Finally, the wait is over.
The vacancies in several of the salas of Baguio and Benguet courts were filled with able and competent judges who took their respective oaths sometime last week. Prominent among those is the new judge of the Regional Trial Court Branch 8 of La Trinidad, Benguet who took his oath before Judge Jennifer Humiding. His name is Isagani Calderon, or should I say Judge Isagani Calderon.
Unlike other judges who built their careers with the judicial department and rose from the ranks to become magistrates, Judge Calderon is relatively new to the judiciary as this is his first assignment as a judge. This, though, does not make him less qualified. I think that he is very ripe for the position, and if there is one lawyer who deserves to be there, it is him. I know from whence I talk because I have personally seen and witnessed the meteoric rise of this humble man.

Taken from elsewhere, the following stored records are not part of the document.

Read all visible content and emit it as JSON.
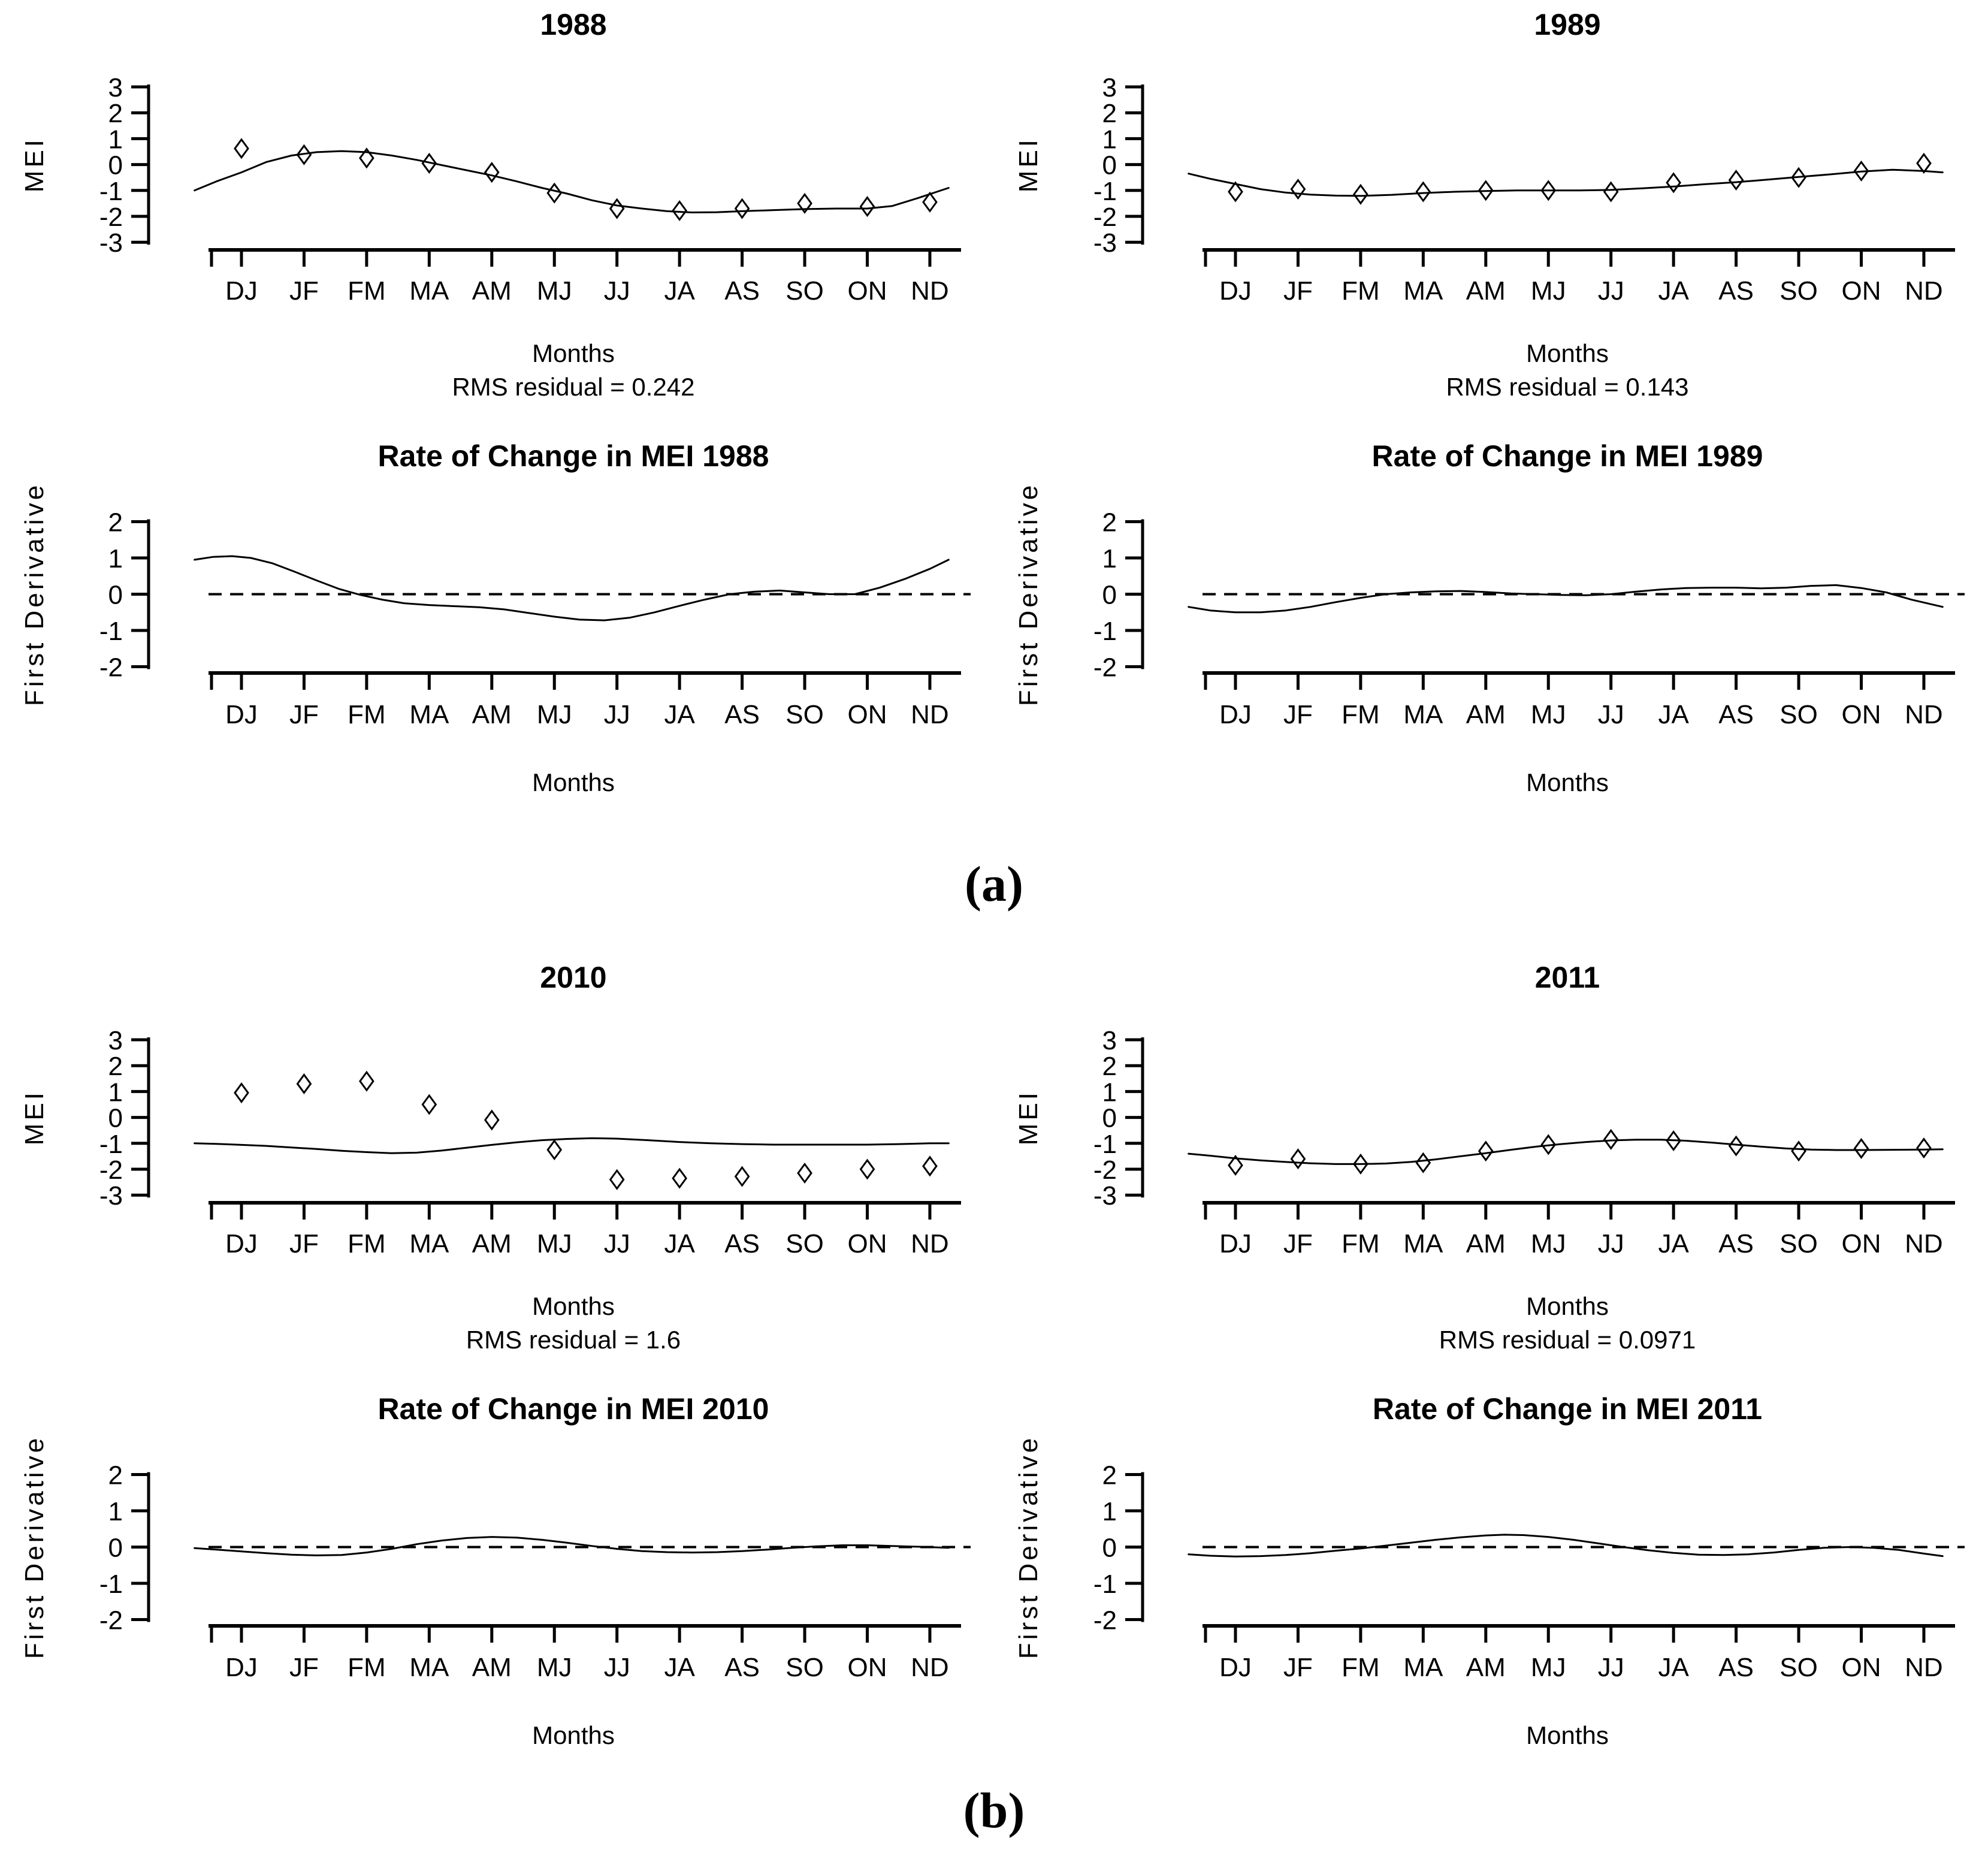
{
  "figure": {
    "background": "#ffffff",
    "ink": "#000000",
    "panels": [
      {
        "id": "a",
        "label": "(a)",
        "rows": [
          [
            "mei-1988",
            "mei-1989"
          ],
          [
            "roc-1988",
            "roc-1989"
          ]
        ]
      },
      {
        "id": "b",
        "label": "(b)",
        "rows": [
          [
            "mei-2010",
            "mei-2011"
          ],
          [
            "roc-2010",
            "roc-2011"
          ]
        ]
      }
    ]
  },
  "months": [
    "DJ",
    "JF",
    "FM",
    "MA",
    "AM",
    "MJ",
    "JJ",
    "JA",
    "AS",
    "SO",
    "ON",
    "ND"
  ],
  "chart_data": [
    {
      "id": "mei-1988",
      "kind": "mei",
      "type": "line",
      "title": "1988",
      "ylabel": "MEI",
      "xlabel": "Months",
      "subtitle": "RMS residual = 0.242",
      "ylim": [
        -3,
        3
      ],
      "yticks": [
        3,
        2,
        1,
        0,
        -1,
        -2,
        -3
      ],
      "zero_line": false,
      "marker": "open-diamond",
      "grid": false,
      "points": [
        0.62,
        0.38,
        0.25,
        0.05,
        -0.3,
        -1.1,
        -1.7,
        -1.78,
        -1.7,
        -1.5,
        -1.62,
        -1.45
      ],
      "curve": {
        "x": [
          -0.75,
          -0.4,
          0,
          0.4,
          0.8,
          1.2,
          1.6,
          2,
          2.4,
          2.8,
          3.2,
          3.6,
          4,
          4.4,
          4.8,
          5.2,
          5.6,
          6,
          6.4,
          6.8,
          7.2,
          7.6,
          8,
          8.5,
          9,
          9.5,
          10,
          10.4,
          10.8,
          11.3
        ],
        "y": [
          -1.0,
          -0.65,
          -0.3,
          0.1,
          0.35,
          0.48,
          0.52,
          0.48,
          0.35,
          0.18,
          -0.02,
          -0.22,
          -0.42,
          -0.65,
          -0.9,
          -1.12,
          -1.38,
          -1.58,
          -1.7,
          -1.8,
          -1.85,
          -1.84,
          -1.8,
          -1.76,
          -1.72,
          -1.7,
          -1.7,
          -1.6,
          -1.3,
          -0.9
        ]
      }
    },
    {
      "id": "mei-1989",
      "kind": "mei",
      "type": "line",
      "title": "1989",
      "ylabel": "MEI",
      "xlabel": "Months",
      "subtitle": "RMS residual = 0.143",
      "ylim": [
        -3,
        3
      ],
      "yticks": [
        3,
        2,
        1,
        0,
        -1,
        -2,
        -3
      ],
      "zero_line": false,
      "marker": "open-diamond",
      "grid": false,
      "points": [
        -1.05,
        -0.95,
        -1.15,
        -1.05,
        -1.0,
        -1.0,
        -1.05,
        -0.7,
        -0.6,
        -0.5,
        -0.25,
        0.05
      ],
      "curve": {
        "x": [
          -0.75,
          -0.4,
          0,
          0.4,
          0.8,
          1.2,
          1.6,
          2,
          2.5,
          3,
          3.5,
          4,
          4.5,
          5,
          5.5,
          6,
          6.5,
          7,
          7.5,
          8,
          8.5,
          9,
          9.5,
          10,
          10.5,
          11,
          11.3
        ],
        "y": [
          -0.35,
          -0.55,
          -0.75,
          -0.95,
          -1.08,
          -1.16,
          -1.2,
          -1.21,
          -1.17,
          -1.1,
          -1.05,
          -1.02,
          -1.0,
          -1.0,
          -1.0,
          -0.98,
          -0.92,
          -0.85,
          -0.76,
          -0.68,
          -0.58,
          -0.48,
          -0.38,
          -0.27,
          -0.2,
          -0.25,
          -0.3
        ]
      }
    },
    {
      "id": "roc-1988",
      "kind": "derivative",
      "type": "line",
      "title": "Rate of Change in MEI 1988",
      "ylabel": "First Derivative",
      "xlabel": "Months",
      "subtitle": null,
      "ylim": [
        -2,
        2
      ],
      "yticks": [
        2,
        1,
        0,
        -1,
        -2
      ],
      "zero_line": true,
      "marker": null,
      "grid": false,
      "points": null,
      "curve": {
        "x": [
          -0.75,
          -0.45,
          -0.15,
          0.15,
          0.5,
          0.85,
          1.2,
          1.55,
          1.9,
          2.25,
          2.6,
          3,
          3.4,
          3.8,
          4.2,
          4.6,
          5,
          5.4,
          5.8,
          6.2,
          6.6,
          7,
          7.4,
          7.8,
          8.2,
          8.6,
          9,
          9.4,
          9.8,
          10.2,
          10.6,
          11,
          11.3
        ],
        "y": [
          0.95,
          1.03,
          1.05,
          1.0,
          0.85,
          0.62,
          0.38,
          0.15,
          -0.02,
          -0.15,
          -0.25,
          -0.3,
          -0.33,
          -0.36,
          -0.42,
          -0.52,
          -0.62,
          -0.7,
          -0.72,
          -0.65,
          -0.5,
          -0.32,
          -0.15,
          0.0,
          0.07,
          0.1,
          0.05,
          0.0,
          0.0,
          0.18,
          0.42,
          0.7,
          0.95
        ]
      }
    },
    {
      "id": "roc-1989",
      "kind": "derivative",
      "type": "line",
      "title": "Rate of Change in MEI 1989",
      "ylabel": "First Derivative",
      "xlabel": "Months",
      "subtitle": null,
      "ylim": [
        -2,
        2
      ],
      "yticks": [
        2,
        1,
        0,
        -1,
        -2
      ],
      "zero_line": true,
      "marker": null,
      "grid": false,
      "points": null,
      "curve": {
        "x": [
          -0.75,
          -0.4,
          0,
          0.4,
          0.8,
          1.2,
          1.6,
          2,
          2.4,
          2.8,
          3.2,
          3.6,
          4,
          4.4,
          4.8,
          5.2,
          5.6,
          6,
          6.4,
          6.8,
          7.2,
          7.6,
          8,
          8.4,
          8.8,
          9.2,
          9.6,
          10,
          10.4,
          10.8,
          11.3
        ],
        "y": [
          -0.35,
          -0.45,
          -0.5,
          -0.5,
          -0.45,
          -0.35,
          -0.22,
          -0.1,
          0.0,
          0.05,
          0.08,
          0.09,
          0.06,
          0.02,
          0.0,
          -0.02,
          -0.03,
          0.0,
          0.07,
          0.13,
          0.17,
          0.18,
          0.18,
          0.16,
          0.18,
          0.23,
          0.25,
          0.17,
          0.05,
          -0.15,
          -0.35
        ]
      }
    },
    {
      "id": "mei-2010",
      "kind": "mei",
      "type": "line",
      "title": "2010",
      "ylabel": "MEI",
      "xlabel": "Months",
      "subtitle": "RMS residual = 1.6",
      "ylim": [
        -3,
        3
      ],
      "yticks": [
        3,
        2,
        1,
        0,
        -1,
        -2,
        -3
      ],
      "zero_line": false,
      "marker": "open-diamond",
      "grid": false,
      "points": [
        0.95,
        1.3,
        1.4,
        0.5,
        -0.1,
        -1.25,
        -2.4,
        -2.35,
        -2.28,
        -2.15,
        -2.0,
        -1.88
      ],
      "curve": {
        "x": [
          -0.75,
          -0.4,
          0,
          0.4,
          0.8,
          1.2,
          1.6,
          2,
          2.4,
          2.8,
          3.2,
          3.6,
          4,
          4.4,
          4.8,
          5.2,
          5.6,
          6,
          6.5,
          7,
          7.5,
          8,
          8.5,
          9,
          9.5,
          10,
          10.5,
          11,
          11.3
        ],
        "y": [
          -1.0,
          -1.02,
          -1.06,
          -1.1,
          -1.16,
          -1.22,
          -1.29,
          -1.34,
          -1.38,
          -1.36,
          -1.28,
          -1.17,
          -1.06,
          -0.96,
          -0.88,
          -0.83,
          -0.8,
          -0.82,
          -0.88,
          -0.95,
          -1.0,
          -1.03,
          -1.05,
          -1.05,
          -1.05,
          -1.05,
          -1.03,
          -1.0,
          -1.0
        ]
      }
    },
    {
      "id": "mei-2011",
      "kind": "mei",
      "type": "line",
      "title": "2011",
      "ylabel": "MEI",
      "xlabel": "Months",
      "subtitle": "RMS residual = 0.0971",
      "ylim": [
        -3,
        3
      ],
      "yticks": [
        3,
        2,
        1,
        0,
        -1,
        -2,
        -3
      ],
      "zero_line": false,
      "marker": "open-diamond",
      "grid": false,
      "points": [
        -1.85,
        -1.6,
        -1.8,
        -1.75,
        -1.3,
        -1.05,
        -0.85,
        -0.9,
        -1.1,
        -1.3,
        -1.2,
        -1.18
      ],
      "curve": {
        "x": [
          -0.75,
          -0.4,
          0,
          0.4,
          0.8,
          1.2,
          1.6,
          2,
          2.4,
          2.8,
          3.2,
          3.6,
          4,
          4.4,
          4.8,
          5.2,
          5.6,
          6,
          6.4,
          6.8,
          7.2,
          7.6,
          8,
          8.4,
          8.8,
          9.2,
          9.6,
          10,
          10.5,
          11,
          11.3
        ],
        "y": [
          -1.4,
          -1.48,
          -1.58,
          -1.66,
          -1.72,
          -1.77,
          -1.8,
          -1.8,
          -1.78,
          -1.72,
          -1.62,
          -1.5,
          -1.38,
          -1.25,
          -1.13,
          -1.03,
          -0.95,
          -0.89,
          -0.86,
          -0.86,
          -0.9,
          -0.97,
          -1.05,
          -1.13,
          -1.2,
          -1.24,
          -1.26,
          -1.26,
          -1.25,
          -1.24,
          -1.23
        ]
      }
    },
    {
      "id": "roc-2010",
      "kind": "derivative",
      "type": "line",
      "title": "Rate of Change in MEI 2010",
      "ylabel": "First Derivative",
      "xlabel": "Months",
      "subtitle": null,
      "ylim": [
        -2,
        2
      ],
      "yticks": [
        2,
        1,
        0,
        -1,
        -2
      ],
      "zero_line": true,
      "marker": null,
      "grid": false,
      "points": null,
      "curve": {
        "x": [
          -0.75,
          -0.4,
          0,
          0.4,
          0.8,
          1.2,
          1.6,
          2,
          2.4,
          2.8,
          3.2,
          3.6,
          4,
          4.4,
          4.8,
          5.2,
          5.6,
          6,
          6.4,
          6.8,
          7.2,
          7.6,
          8,
          8.4,
          8.8,
          9.2,
          9.6,
          10,
          10.4,
          10.8,
          11.3
        ],
        "y": [
          -0.03,
          -0.07,
          -0.12,
          -0.17,
          -0.21,
          -0.23,
          -0.22,
          -0.15,
          -0.05,
          0.08,
          0.18,
          0.25,
          0.28,
          0.26,
          0.2,
          0.12,
          0.03,
          -0.05,
          -0.11,
          -0.14,
          -0.15,
          -0.14,
          -0.11,
          -0.07,
          -0.02,
          0.02,
          0.05,
          0.05,
          0.03,
          0.01,
          -0.02
        ]
      }
    },
    {
      "id": "roc-2011",
      "kind": "derivative",
      "type": "line",
      "title": "Rate of Change in MEI 2011",
      "ylabel": "First Derivative",
      "xlabel": "Months",
      "subtitle": null,
      "ylim": [
        -2,
        2
      ],
      "yticks": [
        2,
        1,
        0,
        -1,
        -2
      ],
      "zero_line": true,
      "marker": null,
      "grid": false,
      "points": null,
      "curve": {
        "x": [
          -0.75,
          -0.4,
          0,
          0.4,
          0.8,
          1.2,
          1.6,
          2,
          2.4,
          2.8,
          3.2,
          3.6,
          4,
          4.3,
          4.6,
          5,
          5.4,
          5.8,
          6.2,
          6.6,
          7,
          7.4,
          7.8,
          8.2,
          8.6,
          9,
          9.4,
          9.8,
          10.2,
          10.6,
          11,
          11.3
        ],
        "y": [
          -0.2,
          -0.24,
          -0.26,
          -0.25,
          -0.22,
          -0.17,
          -0.1,
          -0.04,
          0.04,
          0.12,
          0.2,
          0.27,
          0.32,
          0.34,
          0.33,
          0.28,
          0.2,
          0.1,
          0.0,
          -0.09,
          -0.16,
          -0.21,
          -0.22,
          -0.2,
          -0.15,
          -0.08,
          -0.02,
          0.0,
          -0.02,
          -0.08,
          -0.18,
          -0.25
        ]
      }
    }
  ]
}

Truth to tell, he was my student in much the same way that he is my friend.
Gani, as I call him, is an unassuming individual with quite a distinctive character. He has an inquisitive mind that is matched by his wit and humor. His jokes are as corny as those of the joker yet are undeniably entertaining. He may be unreasonably assertive at times but is brilliant in many respects. To say he is intelligent is an understatement. He is a born winner. The biggest joke is: the only reason why he did not graduate in the College of Law as a cum laude is because he got low grades under me. I hope he will not take it against me when I appear before him to try a case. Maybe, the opening statement I shall make when I see him in his robe is: “Your Honor, let us put the past behind us and see the future that lies ahead.” Ha, ha, ha.

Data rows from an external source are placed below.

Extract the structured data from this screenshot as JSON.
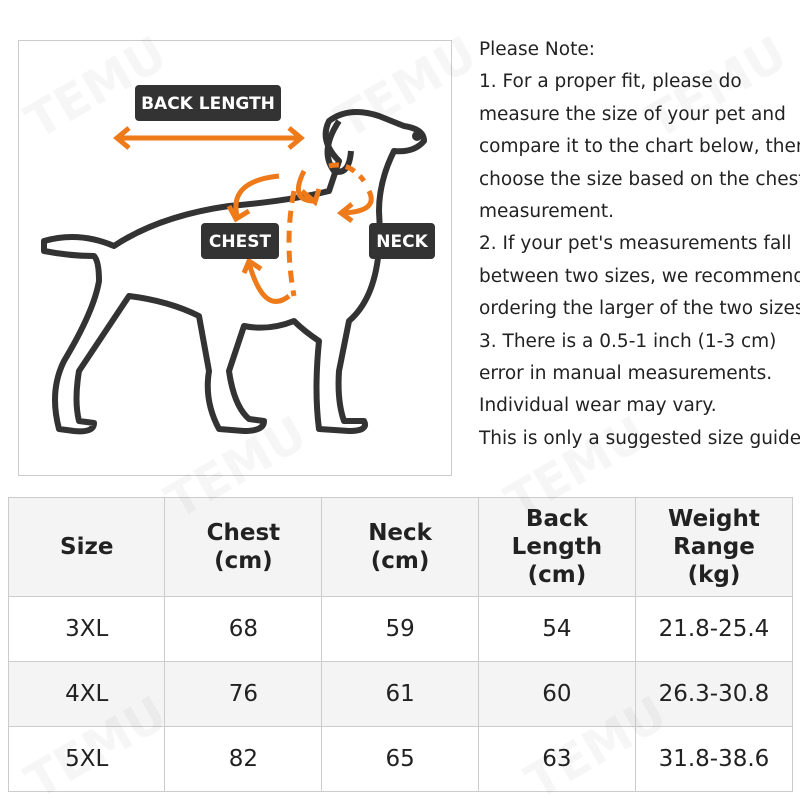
{
  "diagram": {
    "labels": {
      "back_length": "BACK LENGTH",
      "chest": "CHEST",
      "neck": "NECK"
    },
    "watermark": "TEMU"
  },
  "note": {
    "lines": [
      "Please Note:",
      "1. For a proper fit, please do",
      "measure the size of your pet and",
      "compare it to the chart below, then",
      "choose the size based on the chest",
      "measurement.",
      "2. If your pet's measurements fall",
      "between two sizes, we recommend",
      "ordering the larger of the two sizes.",
      "3. There is a 0.5-1 inch (1-3 cm)",
      "error in manual measurements.",
      "Individual wear may vary.",
      "This is only a suggested size guide."
    ]
  },
  "table": {
    "header": [
      "Size",
      "Chest\n(cm)",
      "Neck\n(cm)",
      "Back\nLength\n(cm)",
      "Weight\nRange\n(kg)"
    ],
    "rows": [
      [
        "3XL",
        "68",
        "59",
        "54",
        "21.8-25.4"
      ],
      [
        "4XL",
        "76",
        "61",
        "60",
        "26.3-30.8"
      ],
      [
        "5XL",
        "82",
        "65",
        "63",
        "31.8-38.6"
      ]
    ]
  }
}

I always knew that Gani was destined for greatness. The path he took and the accolades he garnered lead to no other conclusion. He completed his pre-Law at the University of the Philippines with the degree in Psychology. He took up Law at the University of the Cordilleras and after he graduated, aced the Bar.
He joined the law office of Atty. Franklin Calpito as a private practitioner until he put up his own law office. On the side, he was employed as a professor with the same university where he graduated. Currently, he is among the most loved faculty members because of his astute way of teaching. His motivational as well as his convincing skills are beyond compare. He has endeared himself to his students that they lavishly and tenderly call him “Jose,” an obvious reference to the great Malay hero Jose Rizal, a compliment to his intelligence, dedication, and brilliance.
Aside from being an attorney-at-law, Gani has a Masters degree in Law, conferred upon him by the San Beda College in Manila. I, too, was once enrolled in that course but had to drop owing to time constraints and the inability to cope up with rigors of an additional task. Yet, I can attest that during the short time that Gani and I were classmates, he stood out among the best.
Though Judge Calderon still calls me sir, the parity between us had long been overtaken. He has reached a pinnacle that even in my dreams I am incapable of attaining. Still, I am very happy for him, not only because he was my student but because I will no longer have to contend against him in several of my pending and future cases. You see, he and I had some skirmishes in court. Guess who always comes out smoking?
Nevertheless, Gani and I remain good friends in and out of the courts. Part of what I have achieved was due to his unselfish contributions. To cite an example, when I was president of the Integrated Bar of the Philippines Baguio-Benguet Chapter, he was my press relations officer. I credit him for singlehandedly convincing me and the Board of the necessity of continuing and completing the IBP People’s Building that was started by past officers of the IBP. Thus, was erected the edifice of the IBP Baguio-Benguet Chapter.
Atty. Isagani Calderon is now a judge. It is well deserved; surely, a welcome development in the legal field; a judicial gain that is borne by necessity. I can only pray that once Gani dons the black robe, he remains the good natured, funny, and entertaining Gani that I know.
Of course, I do not expect any favors from him. I will understand if he will crucify me in his sala for not updating myself of the 2019 Rules on Civil Procedure. Neither do I expect any inhibitions from him because of what I revealed. After all, he is a fair man, one of the most decent human beings I am proud of. Only this time, I have to start calling him “Your Honor.”